陳聞禮和孫恪形容有些狼狽。尤其陳聞禮不止是頭發凌亂,臉上還有被幾道正在滲血的劃痕。

神機司好不容易得個正經差事,就這么被他搞砸了。陳聞禮自覺無顏面對神機司上上下下、老老小小。掩唇輕咳幾聲,喃喃著說:“叫她那股風兒弄的,我這肺管子到現在還是火燒火燎的。”

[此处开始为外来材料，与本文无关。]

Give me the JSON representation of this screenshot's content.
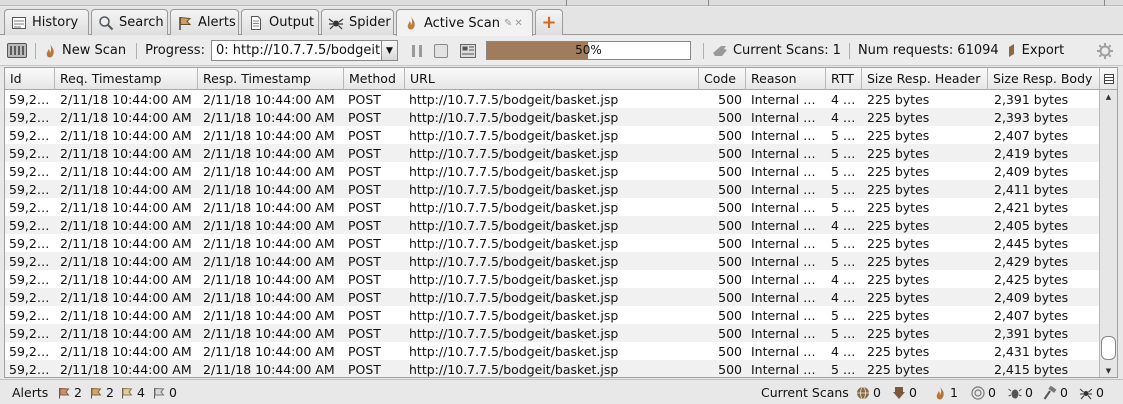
{
  "tabs": [
    {
      "label": "History",
      "icon": "history-icon"
    },
    {
      "label": "Search",
      "icon": "search-icon"
    },
    {
      "label": "Alerts",
      "icon": "flag-icon"
    },
    {
      "label": "Output",
      "icon": "document-icon"
    },
    {
      "label": "Spider",
      "icon": "spider-icon"
    },
    {
      "label": "Active Scan",
      "icon": "flame-icon",
      "active": true
    }
  ],
  "toolbar": {
    "new_scan_label": "New Scan",
    "progress_label": "Progress:",
    "scan_select_value": "0: http://10.7.7.5/bodgeit",
    "progress_percent_text": "50%",
    "progress_fraction": 0.5,
    "current_scans_label": "Current Scans:",
    "current_scans_value": "1",
    "num_requests_label": "Num requests:",
    "num_requests_value": "61094",
    "export_label": "Export"
  },
  "table": {
    "columns": [
      "Id",
      "Req. Timestamp",
      "Resp. Timestamp",
      "Method",
      "URL",
      "Code",
      "Reason",
      "RTT",
      "Size Resp. Header",
      "Size Resp. Body"
    ],
    "rows": [
      [
        "59,2…",
        "2/11/18 10:44:00 AM",
        "2/11/18 10:44:00 AM",
        "POST",
        "http://10.7.7.5/bodgeit/basket.jsp",
        "500",
        "Internal …",
        "4 …",
        "225 bytes",
        "2,391 bytes"
      ],
      [
        "59,2…",
        "2/11/18 10:44:00 AM",
        "2/11/18 10:44:00 AM",
        "POST",
        "http://10.7.7.5/bodgeit/basket.jsp",
        "500",
        "Internal …",
        "4 …",
        "225 bytes",
        "2,393 bytes"
      ],
      [
        "59,2…",
        "2/11/18 10:44:00 AM",
        "2/11/18 10:44:00 AM",
        "POST",
        "http://10.7.7.5/bodgeit/basket.jsp",
        "500",
        "Internal …",
        "5 …",
        "225 bytes",
        "2,407 bytes"
      ],
      [
        "59,2…",
        "2/11/18 10:44:00 AM",
        "2/11/18 10:44:00 AM",
        "POST",
        "http://10.7.7.5/bodgeit/basket.jsp",
        "500",
        "Internal …",
        "5 …",
        "225 bytes",
        "2,419 bytes"
      ],
      [
        "59,2…",
        "2/11/18 10:44:00 AM",
        "2/11/18 10:44:00 AM",
        "POST",
        "http://10.7.7.5/bodgeit/basket.jsp",
        "500",
        "Internal …",
        "5 …",
        "225 bytes",
        "2,409 bytes"
      ],
      [
        "59,2…",
        "2/11/18 10:44:00 AM",
        "2/11/18 10:44:00 AM",
        "POST",
        "http://10.7.7.5/bodgeit/basket.jsp",
        "500",
        "Internal …",
        "5 …",
        "225 bytes",
        "2,411 bytes"
      ],
      [
        "59,2…",
        "2/11/18 10:44:00 AM",
        "2/11/18 10:44:00 AM",
        "POST",
        "http://10.7.7.5/bodgeit/basket.jsp",
        "500",
        "Internal …",
        "5 …",
        "225 bytes",
        "2,421 bytes"
      ],
      [
        "59,2…",
        "2/11/18 10:44:00 AM",
        "2/11/18 10:44:00 AM",
        "POST",
        "http://10.7.7.5/bodgeit/basket.jsp",
        "500",
        "Internal …",
        "4 …",
        "225 bytes",
        "2,405 bytes"
      ],
      [
        "59,2…",
        "2/11/18 10:44:00 AM",
        "2/11/18 10:44:00 AM",
        "POST",
        "http://10.7.7.5/bodgeit/basket.jsp",
        "500",
        "Internal …",
        "5 …",
        "225 bytes",
        "2,445 bytes"
      ],
      [
        "59,2…",
        "2/11/18 10:44:00 AM",
        "2/11/18 10:44:00 AM",
        "POST",
        "http://10.7.7.5/bodgeit/basket.jsp",
        "500",
        "Internal …",
        "5 …",
        "225 bytes",
        "2,429 bytes"
      ],
      [
        "59,2…",
        "2/11/18 10:44:00 AM",
        "2/11/18 10:44:00 AM",
        "POST",
        "http://10.7.7.5/bodgeit/basket.jsp",
        "500",
        "Internal …",
        "4 …",
        "225 bytes",
        "2,425 bytes"
      ],
      [
        "59,2…",
        "2/11/18 10:44:00 AM",
        "2/11/18 10:44:00 AM",
        "POST",
        "http://10.7.7.5/bodgeit/basket.jsp",
        "500",
        "Internal …",
        "4 …",
        "225 bytes",
        "2,409 bytes"
      ],
      [
        "59,2…",
        "2/11/18 10:44:00 AM",
        "2/11/18 10:44:00 AM",
        "POST",
        "http://10.7.7.5/bodgeit/basket.jsp",
        "500",
        "Internal …",
        "5 …",
        "225 bytes",
        "2,407 bytes"
      ],
      [
        "59,2…",
        "2/11/18 10:44:00 AM",
        "2/11/18 10:44:00 AM",
        "POST",
        "http://10.7.7.5/bodgeit/basket.jsp",
        "500",
        "Internal …",
        "5 …",
        "225 bytes",
        "2,391 bytes"
      ],
      [
        "59,2…",
        "2/11/18 10:44:00 AM",
        "2/11/18 10:44:00 AM",
        "POST",
        "http://10.7.7.5/bodgeit/basket.jsp",
        "500",
        "Internal …",
        "4 …",
        "225 bytes",
        "2,431 bytes"
      ],
      [
        "59,2…",
        "2/11/18 10:44:00 AM",
        "2/11/18 10:44:00 AM",
        "POST",
        "http://10.7.7.5/bodgeit/basket.jsp",
        "500",
        "Internal …",
        "5 …",
        "225 bytes",
        "2,415 bytes"
      ]
    ]
  },
  "statusbar": {
    "alerts_label": "Alerts",
    "alert_counts": [
      {
        "icon": "flag-red-icon",
        "value": "2",
        "color": "#b03020"
      },
      {
        "icon": "flag-orange-icon",
        "value": "2",
        "color": "#e08a1e"
      },
      {
        "icon": "flag-yellow-icon",
        "value": "4",
        "color": "#e6c200"
      },
      {
        "icon": "flag-blue-icon",
        "value": "0",
        "color": "#3a6fc0"
      }
    ],
    "current_scans_label": "Current Scans",
    "scan_counts": [
      {
        "icon": "globe-icon",
        "value": "0"
      },
      {
        "icon": "spider-down-icon",
        "value": "0"
      },
      {
        "icon": "flame-icon",
        "value": "1"
      },
      {
        "icon": "target-icon",
        "value": "0"
      },
      {
        "icon": "bug-icon",
        "value": "0"
      },
      {
        "icon": "hammer-icon",
        "value": "0"
      },
      {
        "icon": "spider-icon",
        "value": "0"
      }
    ]
  },
  "colors": {
    "progress_fill": "#a07b5c",
    "accent": "#d2691e"
  }
}
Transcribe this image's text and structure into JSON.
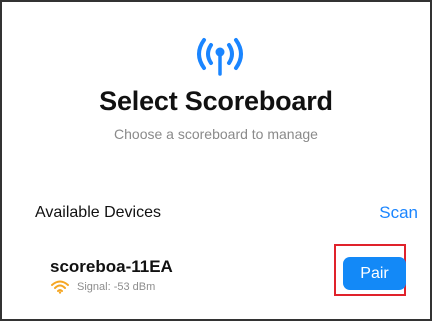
{
  "header": {
    "icon": "antenna-broadcast-icon",
    "title": "Select Scoreboard",
    "subtitle": "Choose a scoreboard to manage"
  },
  "devices_section": {
    "title": "Available Devices",
    "scan_label": "Scan"
  },
  "devices": [
    {
      "name": "scoreboa-11EA",
      "signal_icon": "wifi-signal-icon",
      "signal_text": "Signal: -53 dBm",
      "action_label": "Pair"
    }
  ],
  "colors": {
    "accent": "#1a85ff",
    "button": "#1389f7",
    "signal": "#f5a623",
    "highlight": "#e0222b"
  }
}
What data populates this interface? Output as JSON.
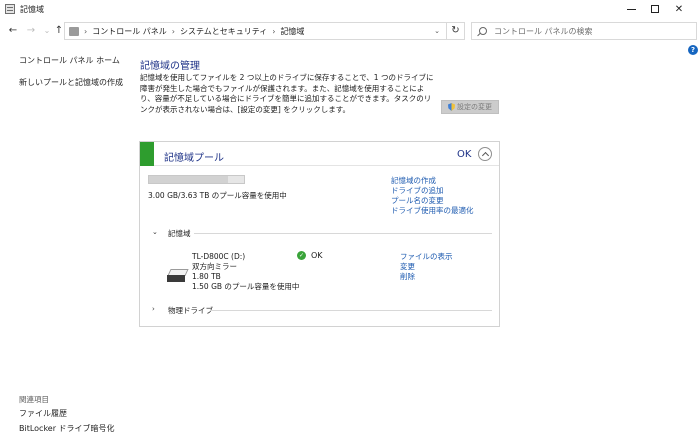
{
  "window": {
    "title": "記憶域",
    "icon": "storage-spaces-icon"
  },
  "nav": {
    "back": "←",
    "forward": "→",
    "recent": "⌄",
    "up": "↑",
    "refresh": "↻"
  },
  "address": {
    "breadcrumbs": [
      "コントロール パネル",
      "システムとセキュリティ",
      "記憶域"
    ]
  },
  "search": {
    "placeholder": "コントロール パネルの検索"
  },
  "help": {
    "label": "?"
  },
  "sidebar": {
    "home": "コントロール パネル ホーム",
    "create_pool": "新しいプールと記憶域の作成",
    "related_heading": "関連項目",
    "related": [
      "ファイル履歴",
      "BitLocker ドライブ暗号化"
    ]
  },
  "main": {
    "title": "記憶域の管理",
    "description": "記憶域を使用してファイルを 2 つ以上のドライブに保存することで、1 つのドライブに障害が発生した場合でもファイルが保護されます。また、記憶域を使用することにより、容量が不足している場合にドライブを簡単に追加することができます。タスクのリンクが表示されない場合は、[設定の変更] をクリックします。",
    "settings_button": "設定の変更"
  },
  "pool": {
    "title": "記憶域プール",
    "status": "OK",
    "accent_color": "#2e9d2e",
    "capacity_fraction": 0.83,
    "capacity_text": "3.00 GB/3.63 TB のプール容量を使用中",
    "links": [
      "記憶域の作成",
      "ドライブの追加",
      "プール名の変更",
      "ドライブ使用率の最適化"
    ],
    "storage_section": "記憶域",
    "physical_section": "物理ドライブ",
    "volume": {
      "name": "TL-D800C (D:)",
      "resiliency": "双方向ミラー",
      "size": "1.80 TB",
      "usage": "1.50 GB のプール容量を使用中",
      "status": "OK",
      "links": [
        "ファイルの表示",
        "変更",
        "削除"
      ]
    }
  }
}
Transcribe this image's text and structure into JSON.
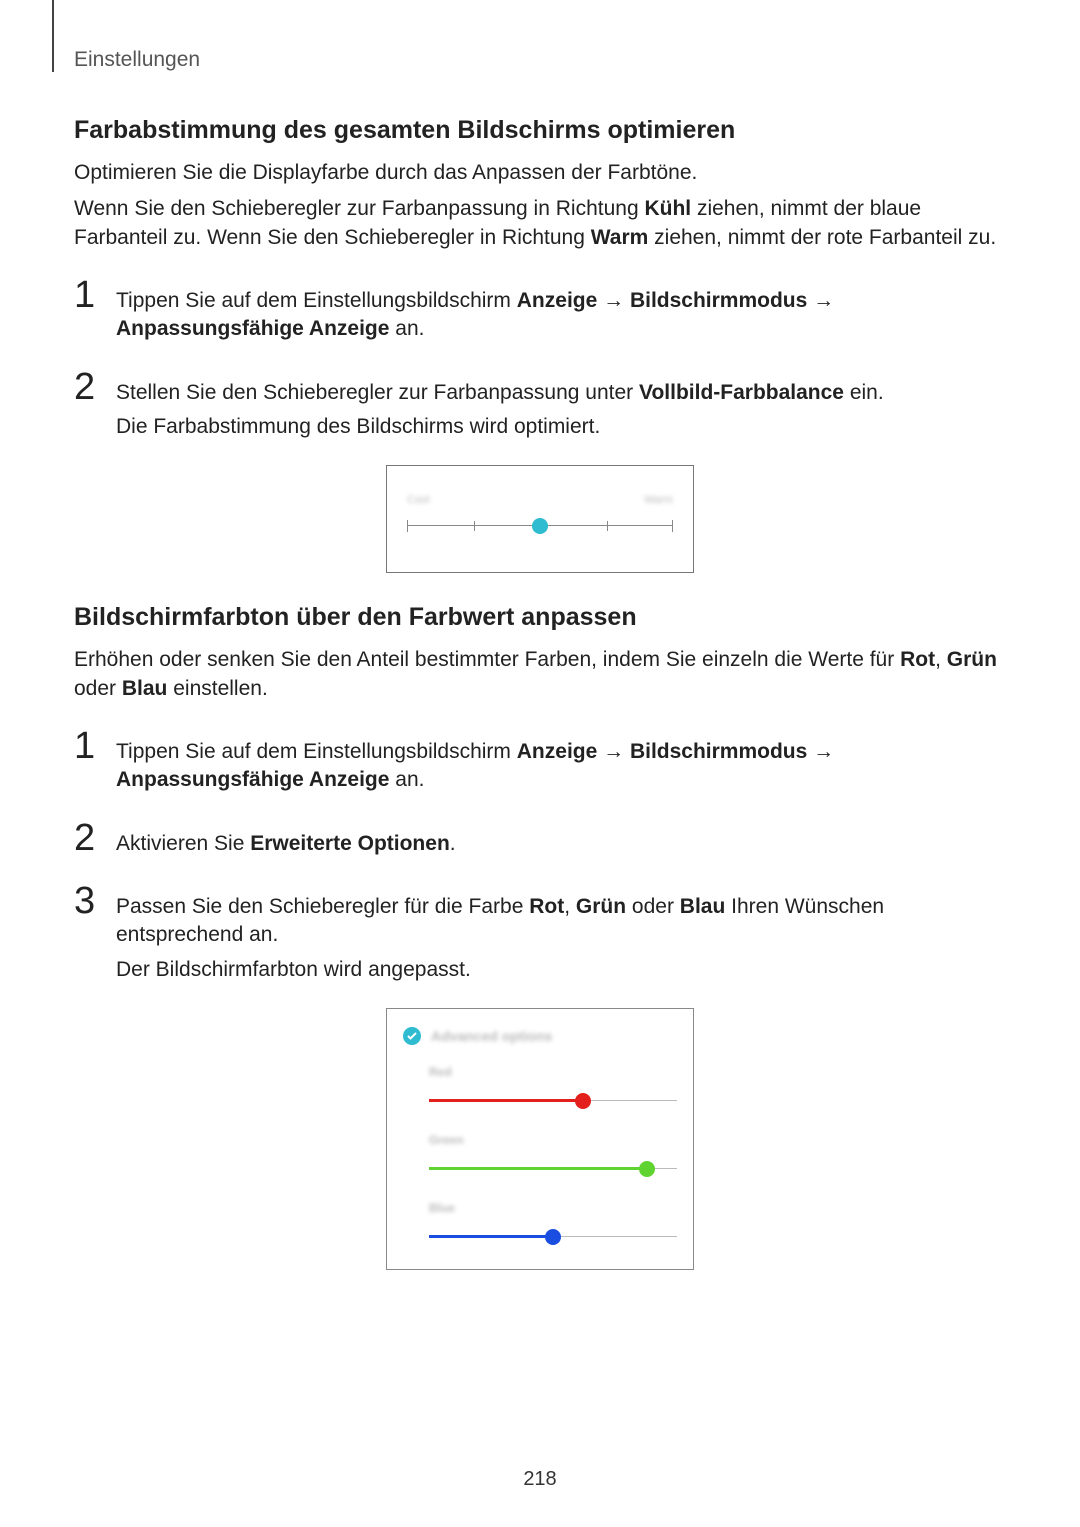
{
  "breadcrumb": "Einstellungen",
  "page_number": "218",
  "section1": {
    "heading": "Farbabstimmung des gesamten Bildschirms optimieren",
    "intro": "Optimieren Sie die Displayfarbe durch das Anpassen der Farbtöne.",
    "explain_prefix": "Wenn Sie den Schieberegler zur Farbanpassung in Richtung ",
    "cool_label": "Kühl",
    "explain_mid": " ziehen, nimmt der blaue Farbanteil zu. Wenn Sie den Schieberegler in Richtung ",
    "warm_label": "Warm",
    "explain_suffix": " ziehen, nimmt der rote Farbanteil zu.",
    "step1": {
      "num": "1",
      "pre": "Tippen Sie auf dem Einstellungsbildschirm ",
      "b1": "Anzeige",
      "arrow1": " → ",
      "b2": "Bildschirmmodus",
      "arrow2": " → ",
      "b3": "Anpassungsfähige Anzeige",
      "post": " an."
    },
    "step2": {
      "num": "2",
      "pre": "Stellen Sie den Schieberegler zur Farbanpassung unter ",
      "b": "Vollbild-Farbbalance",
      "post": " ein.",
      "result": "Die Farbabstimmung des Bildschirms wird optimiert."
    },
    "fig": {
      "left_label": "Cool",
      "right_label": "Warm",
      "thumb_percent": 50
    }
  },
  "section2": {
    "heading": "Bildschirmfarbton über den Farbwert anpassen",
    "intro_pre": "Erhöhen oder senken Sie den Anteil bestimmter Farben, indem Sie einzeln die Werte für ",
    "b_rot": "Rot",
    "comma": ", ",
    "b_gruen": "Grün",
    "or": " oder ",
    "b_blau": "Blau",
    "intro_post": " einstellen.",
    "step1": {
      "num": "1",
      "pre": "Tippen Sie auf dem Einstellungsbildschirm ",
      "b1": "Anzeige",
      "arrow1": " → ",
      "b2": "Bildschirmmodus",
      "arrow2": " → ",
      "b3": "Anpassungsfähige Anzeige",
      "post": " an."
    },
    "step2": {
      "num": "2",
      "pre": "Aktivieren Sie ",
      "b": "Erweiterte Optionen",
      "post": "."
    },
    "step3": {
      "num": "3",
      "pre": "Passen Sie den Schieberegler für die Farbe ",
      "b_rot": "Rot",
      "comma": ", ",
      "b_gruen": "Grün",
      "or": " oder ",
      "b_blau": "Blau",
      "post": " Ihren Wünschen entsprechend an.",
      "result": "Der Bildschirmfarbton wird angepasst."
    },
    "fig": {
      "header_label": "Advanced options",
      "red": {
        "label": "Red",
        "color": "#e4201c",
        "percent": 62
      },
      "green": {
        "label": "Green",
        "color": "#5fd430",
        "percent": 88
      },
      "blue": {
        "label": "Blue",
        "color": "#1a4ee0",
        "percent": 50
      }
    }
  }
}
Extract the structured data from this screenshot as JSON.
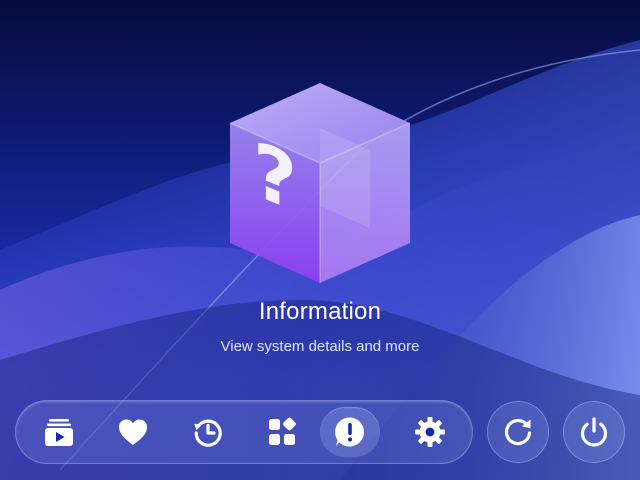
{
  "hero": {
    "icon": "question-cube-icon",
    "title": "Information",
    "subtitle": "View system details and more"
  },
  "dock": {
    "items": [
      {
        "icon": "media-library-icon",
        "selected": false
      },
      {
        "icon": "heart-icon",
        "selected": false
      },
      {
        "icon": "history-icon",
        "selected": false
      },
      {
        "icon": "apps-icon",
        "selected": false
      },
      {
        "icon": "info-alert-icon",
        "selected": true
      },
      {
        "icon": "gear-icon",
        "selected": false
      }
    ]
  },
  "actions": [
    {
      "icon": "refresh-icon"
    },
    {
      "icon": "power-icon"
    }
  ],
  "colors": {
    "background_top": "#070b3d",
    "background_mid": "#1a2aa6",
    "cube_purple": "#a07af5",
    "icon_white": "#ffffff"
  }
}
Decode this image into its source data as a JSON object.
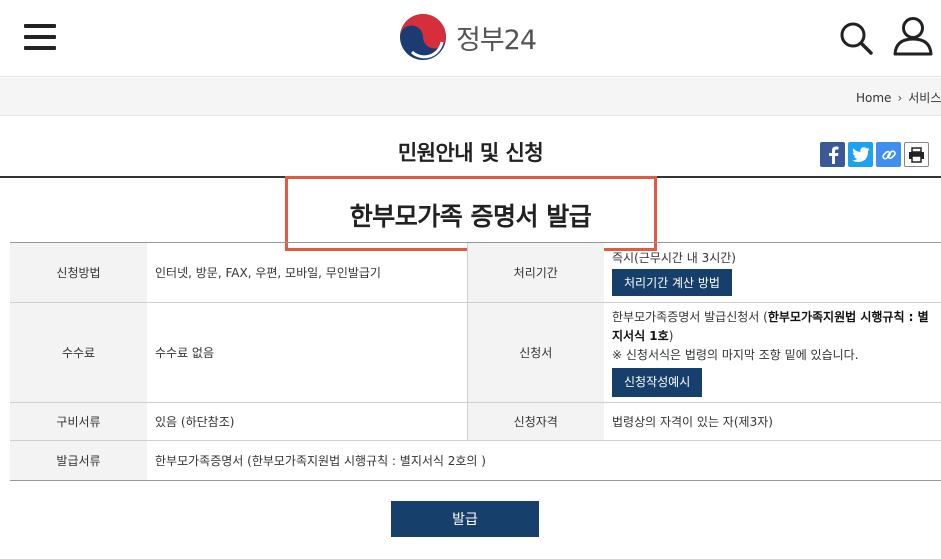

孫恪瞥他一眼,沉聲道:“等回去讓老鄭給你煮杏仁茶喝。”

“不、不用了。”陳聞禮連連擺手。神機司的日子不好過,能省就省吧。再者說了,要是真丟了差事,神機司以后恐怕都得喝西北風去了。

陸珍手搭涼棚向前望去。身處旋風中心的妙遠,如魚得水一般。光看背影就覺得她精神頭足足的。

“她飛的也太快了點。”孫恪肅然道:“但見她不敢停下來跟咱們交手,想必還是力有不逮。”

陳聞禮咬著牙,狠狠地說:“決不能叫她逃了!”

陸珍悶悶哼一聲:“想逃?沒那么容易!”說話功夫,陸珍手握掃天帚,用力揮動,如同有人對著旋風吹了口氣,驟然將其吹散了。然而,這股黑漆漆的旋風像是活物,只散開數息便又重新籠住妙遠。

妙遠身形一晃,扭轉頭看向陸珍,目光凜冽,恨不能在陸珍身上戳出幾個窟窿。她僅僅是瞪了眼陸珍,便心有不甘的轉過臉,以最快的速度向城外飛去。

“那股子旋風古怪。”陳聞禮對陸珍道:“像是托著妙遠在飛。”

陸珍收起掃天帚,淡然言道:“城外定然有人接應。”

孫恪也有此猜測,“我倒要看看究竟是誰跟那妖道沆瀣一氣。”

“她那股子風兒像不像老沙從前練的三山符箓。”陳聞禮偏頭去看孫恪,“不過老沙練出的風兒綠油油里邊帶點紅亮亮,瞧著挺別致。”

孫恪恍然大悟,“我說怎么覺得有點眼熟。”眼眸微瞇,“難不成真是老沙?”

“弄不好就是他!”陳聞禮呼出口濁氣,“練到現在練成黑風兒也不奇怪。老孫,咱們多加點小心。眼下神機司少了咱倆不行。”

孫恪神情鄭重的嗯了聲,轉而叮囑陸珍,“陸五姑娘也要多加小心。”

陸珍應是,垂眸向下看去,“馬上就要出城了。如果妙遠跟那人匯合,以我們三人之力能否將其制服?”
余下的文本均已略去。